# Luxometro digital en proteus pic 16f877a + lcd



## wabeno (Nov 7, 2010)

Hola les dejo un proyecto que hice para la universidad de un luxometro digital con el pic 16f877a para enviar los datos a una pantalla lcd 16x2. Quisiera ayuda para mejorar el proyecto y enviar los datois a la pc por puerto usb o puerto com gracias


----------



## nemesismx10 (Nov 9, 2010)

Esta muy buen medido de lux, no se como mandar los datos que comentas a la pc mediante el usb pero en los foros debe de haber informacion que buscas.

Suerte.


----------



## pato1982 (Nov 17, 2010)

Hola! Mira, te dejo el link para que descargues un libro que tiene un capitulo sobre como programar un protocolo para el puerto USB, es para comenzar a programar en C en el compilador CCS C, que lo podes descargar del mismo blog.
Espero que te sirva!

http://cieerch.blogspot.com/2010/08/compilador-c-ccs-y-simulador-proteus.html


----------



## djxero (Dic 2, 2010)

con el 4550   y picbasic pro  sale rapido en 5 minutos  ya tienes comunicacion usb

y serial  con el 877a tambiem
te subo luego el archivo


----------



## EINNER C (Feb 21, 2011)

hola wabeno

pues tambn estoy en la realizacion de un luxometro me sirve de arto tu ayuda

y pues en referencia a la comunicacion usb, ya he realizado bastantes y con exito

de que tipo quieres realizarla, ya que hay tipo cdc que emula un puerto com por usb, bulk que es de transferencia en masa, para eniar bastantes datos, tambn hay hid, human interface device, bueno es como funcionan el mouse y el teclado, y en fin, como quieres hacerla y espero poder ayudarte, ..

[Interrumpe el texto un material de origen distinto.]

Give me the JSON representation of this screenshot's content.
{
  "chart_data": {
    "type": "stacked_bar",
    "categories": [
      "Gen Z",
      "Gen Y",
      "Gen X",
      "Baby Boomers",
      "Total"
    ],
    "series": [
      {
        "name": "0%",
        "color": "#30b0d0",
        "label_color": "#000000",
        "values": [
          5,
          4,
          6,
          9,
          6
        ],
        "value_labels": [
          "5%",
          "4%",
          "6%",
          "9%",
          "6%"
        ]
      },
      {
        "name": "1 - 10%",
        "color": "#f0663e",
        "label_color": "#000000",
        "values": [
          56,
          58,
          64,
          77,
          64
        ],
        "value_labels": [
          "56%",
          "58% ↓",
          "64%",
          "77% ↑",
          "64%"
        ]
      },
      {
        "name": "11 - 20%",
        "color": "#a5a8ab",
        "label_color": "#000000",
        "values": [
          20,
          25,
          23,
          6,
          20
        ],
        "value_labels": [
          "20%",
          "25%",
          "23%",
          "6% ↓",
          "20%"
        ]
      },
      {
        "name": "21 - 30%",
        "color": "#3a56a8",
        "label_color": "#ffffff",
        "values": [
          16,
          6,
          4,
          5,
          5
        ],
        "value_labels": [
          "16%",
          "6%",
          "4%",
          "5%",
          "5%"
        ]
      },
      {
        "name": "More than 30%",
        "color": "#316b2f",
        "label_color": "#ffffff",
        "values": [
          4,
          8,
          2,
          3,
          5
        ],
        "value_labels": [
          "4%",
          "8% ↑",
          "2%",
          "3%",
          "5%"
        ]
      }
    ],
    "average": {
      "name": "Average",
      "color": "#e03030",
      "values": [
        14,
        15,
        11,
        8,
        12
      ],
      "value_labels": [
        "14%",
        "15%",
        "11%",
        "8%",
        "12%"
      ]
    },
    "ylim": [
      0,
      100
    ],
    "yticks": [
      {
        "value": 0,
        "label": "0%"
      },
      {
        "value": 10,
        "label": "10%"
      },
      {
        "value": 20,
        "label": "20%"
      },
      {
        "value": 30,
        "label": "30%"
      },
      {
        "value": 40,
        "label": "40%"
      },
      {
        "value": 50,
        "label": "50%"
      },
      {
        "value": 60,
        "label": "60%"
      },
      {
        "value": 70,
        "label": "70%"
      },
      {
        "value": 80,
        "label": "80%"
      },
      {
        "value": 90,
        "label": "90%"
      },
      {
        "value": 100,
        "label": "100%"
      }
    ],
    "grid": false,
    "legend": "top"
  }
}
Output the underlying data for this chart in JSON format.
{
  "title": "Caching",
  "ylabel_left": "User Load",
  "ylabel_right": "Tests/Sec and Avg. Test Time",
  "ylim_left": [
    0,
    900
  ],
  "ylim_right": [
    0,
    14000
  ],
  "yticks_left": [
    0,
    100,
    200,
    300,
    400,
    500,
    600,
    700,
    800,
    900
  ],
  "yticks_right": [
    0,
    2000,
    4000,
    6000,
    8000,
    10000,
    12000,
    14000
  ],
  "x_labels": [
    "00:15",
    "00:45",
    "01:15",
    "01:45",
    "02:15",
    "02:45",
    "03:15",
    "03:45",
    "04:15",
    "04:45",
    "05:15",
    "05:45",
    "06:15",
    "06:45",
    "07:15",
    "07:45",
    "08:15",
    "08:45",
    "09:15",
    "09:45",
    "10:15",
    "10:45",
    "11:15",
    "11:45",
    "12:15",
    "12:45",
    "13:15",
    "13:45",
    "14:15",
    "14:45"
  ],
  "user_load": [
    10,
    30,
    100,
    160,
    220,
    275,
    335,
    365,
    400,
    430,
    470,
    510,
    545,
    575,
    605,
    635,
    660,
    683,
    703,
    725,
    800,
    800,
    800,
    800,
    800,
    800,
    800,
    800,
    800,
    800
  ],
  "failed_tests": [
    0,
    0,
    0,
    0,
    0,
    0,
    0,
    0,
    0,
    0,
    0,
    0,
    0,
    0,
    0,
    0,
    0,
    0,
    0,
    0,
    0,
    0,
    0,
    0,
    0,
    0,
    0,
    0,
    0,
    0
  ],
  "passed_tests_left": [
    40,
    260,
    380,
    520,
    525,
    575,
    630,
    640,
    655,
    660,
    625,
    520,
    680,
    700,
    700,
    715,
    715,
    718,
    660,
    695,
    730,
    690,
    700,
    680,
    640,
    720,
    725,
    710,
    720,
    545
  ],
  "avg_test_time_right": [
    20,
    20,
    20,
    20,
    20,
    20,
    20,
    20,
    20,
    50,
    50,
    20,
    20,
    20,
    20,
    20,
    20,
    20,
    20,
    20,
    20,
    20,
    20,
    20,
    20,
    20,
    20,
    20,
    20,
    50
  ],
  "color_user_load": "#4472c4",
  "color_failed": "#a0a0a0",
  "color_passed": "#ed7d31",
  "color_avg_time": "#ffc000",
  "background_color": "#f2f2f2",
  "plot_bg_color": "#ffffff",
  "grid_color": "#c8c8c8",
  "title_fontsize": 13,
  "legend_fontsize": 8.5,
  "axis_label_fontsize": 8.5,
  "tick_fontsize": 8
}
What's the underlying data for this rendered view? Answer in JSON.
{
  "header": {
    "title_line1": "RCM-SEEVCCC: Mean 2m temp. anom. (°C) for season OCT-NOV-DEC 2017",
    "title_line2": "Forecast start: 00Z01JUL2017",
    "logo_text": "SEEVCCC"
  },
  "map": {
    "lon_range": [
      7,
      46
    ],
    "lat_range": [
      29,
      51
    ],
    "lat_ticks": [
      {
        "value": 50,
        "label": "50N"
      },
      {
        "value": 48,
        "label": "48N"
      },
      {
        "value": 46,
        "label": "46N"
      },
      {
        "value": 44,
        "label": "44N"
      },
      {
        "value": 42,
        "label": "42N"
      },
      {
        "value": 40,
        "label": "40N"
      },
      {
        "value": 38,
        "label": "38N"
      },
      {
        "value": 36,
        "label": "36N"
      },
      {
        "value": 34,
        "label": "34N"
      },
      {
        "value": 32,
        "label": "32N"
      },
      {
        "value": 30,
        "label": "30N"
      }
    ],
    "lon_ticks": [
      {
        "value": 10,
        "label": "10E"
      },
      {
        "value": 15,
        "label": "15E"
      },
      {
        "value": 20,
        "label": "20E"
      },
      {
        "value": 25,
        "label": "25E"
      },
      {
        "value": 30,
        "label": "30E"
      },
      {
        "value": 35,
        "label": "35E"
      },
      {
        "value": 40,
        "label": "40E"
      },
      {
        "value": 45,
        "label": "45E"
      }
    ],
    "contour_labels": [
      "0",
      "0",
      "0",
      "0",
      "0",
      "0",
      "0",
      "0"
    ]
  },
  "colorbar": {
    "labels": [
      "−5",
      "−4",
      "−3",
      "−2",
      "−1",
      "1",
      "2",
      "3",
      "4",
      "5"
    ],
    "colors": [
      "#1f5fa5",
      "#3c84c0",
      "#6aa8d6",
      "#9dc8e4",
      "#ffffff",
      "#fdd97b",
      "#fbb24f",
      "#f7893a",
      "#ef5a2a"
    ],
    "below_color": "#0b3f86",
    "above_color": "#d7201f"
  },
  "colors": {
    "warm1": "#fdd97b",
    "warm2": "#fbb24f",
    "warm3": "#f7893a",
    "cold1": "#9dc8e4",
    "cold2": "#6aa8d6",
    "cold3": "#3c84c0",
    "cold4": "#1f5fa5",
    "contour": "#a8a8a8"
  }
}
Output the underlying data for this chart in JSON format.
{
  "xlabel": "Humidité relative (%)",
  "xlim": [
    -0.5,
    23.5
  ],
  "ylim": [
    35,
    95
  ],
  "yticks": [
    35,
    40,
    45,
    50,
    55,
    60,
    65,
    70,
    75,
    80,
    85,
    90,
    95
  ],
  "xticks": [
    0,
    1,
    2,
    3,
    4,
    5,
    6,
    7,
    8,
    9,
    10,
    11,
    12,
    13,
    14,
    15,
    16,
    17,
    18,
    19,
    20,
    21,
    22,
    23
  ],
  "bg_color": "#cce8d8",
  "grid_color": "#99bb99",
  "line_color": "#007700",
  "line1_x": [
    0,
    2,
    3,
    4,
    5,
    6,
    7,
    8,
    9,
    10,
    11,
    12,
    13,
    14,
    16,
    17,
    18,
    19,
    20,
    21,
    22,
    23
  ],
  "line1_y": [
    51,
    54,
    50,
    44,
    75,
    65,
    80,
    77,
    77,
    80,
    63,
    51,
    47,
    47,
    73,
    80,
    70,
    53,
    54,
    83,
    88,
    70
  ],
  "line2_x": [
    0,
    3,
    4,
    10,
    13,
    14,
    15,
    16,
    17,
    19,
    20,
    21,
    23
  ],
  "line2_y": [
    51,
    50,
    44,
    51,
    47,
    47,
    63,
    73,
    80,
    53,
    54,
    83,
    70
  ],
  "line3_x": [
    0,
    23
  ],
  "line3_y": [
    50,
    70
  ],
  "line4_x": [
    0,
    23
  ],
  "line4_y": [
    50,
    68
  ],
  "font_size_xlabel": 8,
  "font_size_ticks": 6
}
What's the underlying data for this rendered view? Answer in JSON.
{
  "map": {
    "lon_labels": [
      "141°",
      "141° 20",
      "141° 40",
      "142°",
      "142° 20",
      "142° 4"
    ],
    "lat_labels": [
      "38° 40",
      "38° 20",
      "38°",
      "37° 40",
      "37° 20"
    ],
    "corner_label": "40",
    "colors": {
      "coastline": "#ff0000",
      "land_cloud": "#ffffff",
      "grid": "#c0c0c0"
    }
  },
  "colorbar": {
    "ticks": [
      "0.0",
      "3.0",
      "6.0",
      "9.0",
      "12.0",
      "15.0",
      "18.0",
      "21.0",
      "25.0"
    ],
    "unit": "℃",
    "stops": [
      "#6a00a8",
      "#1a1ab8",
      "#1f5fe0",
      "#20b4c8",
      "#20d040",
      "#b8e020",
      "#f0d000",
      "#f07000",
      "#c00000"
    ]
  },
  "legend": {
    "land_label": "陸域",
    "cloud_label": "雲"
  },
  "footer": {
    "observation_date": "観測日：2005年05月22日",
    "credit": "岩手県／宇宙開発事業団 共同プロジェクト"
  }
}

en cuanto a lo que tengo que hacer, es un luxometro que pueda medir hasta 150000 lux, sera muy complejo? espero tu respuesta y quizas podamos sacar un excelente proyecto

trabajo con visual para lo de la interfaz...

el libro que te recomiendan es muy bueno, te ayudara mucho, pero si no estoy mal, solo hay comunicacion usb tipo cdc

hasta luego


----------



## Xavyal (May 8, 2011)

Como podría cambiar el programa para que me de decimales, es decir 85.55 LUX???

Hasta cuantos Lux mide este proyecto???

Muchas gracias!!


----------



## EINNER C (May 9, 2011)

hola Xavyal

utilizalo de tipo float y cuando vayas a mostrar le indicas de cuantos decimales queres

%.2f para mostrar

saludos


----------



## Xavyal (May 15, 2011)

muchas gracias Einner, disculpa la tardanza...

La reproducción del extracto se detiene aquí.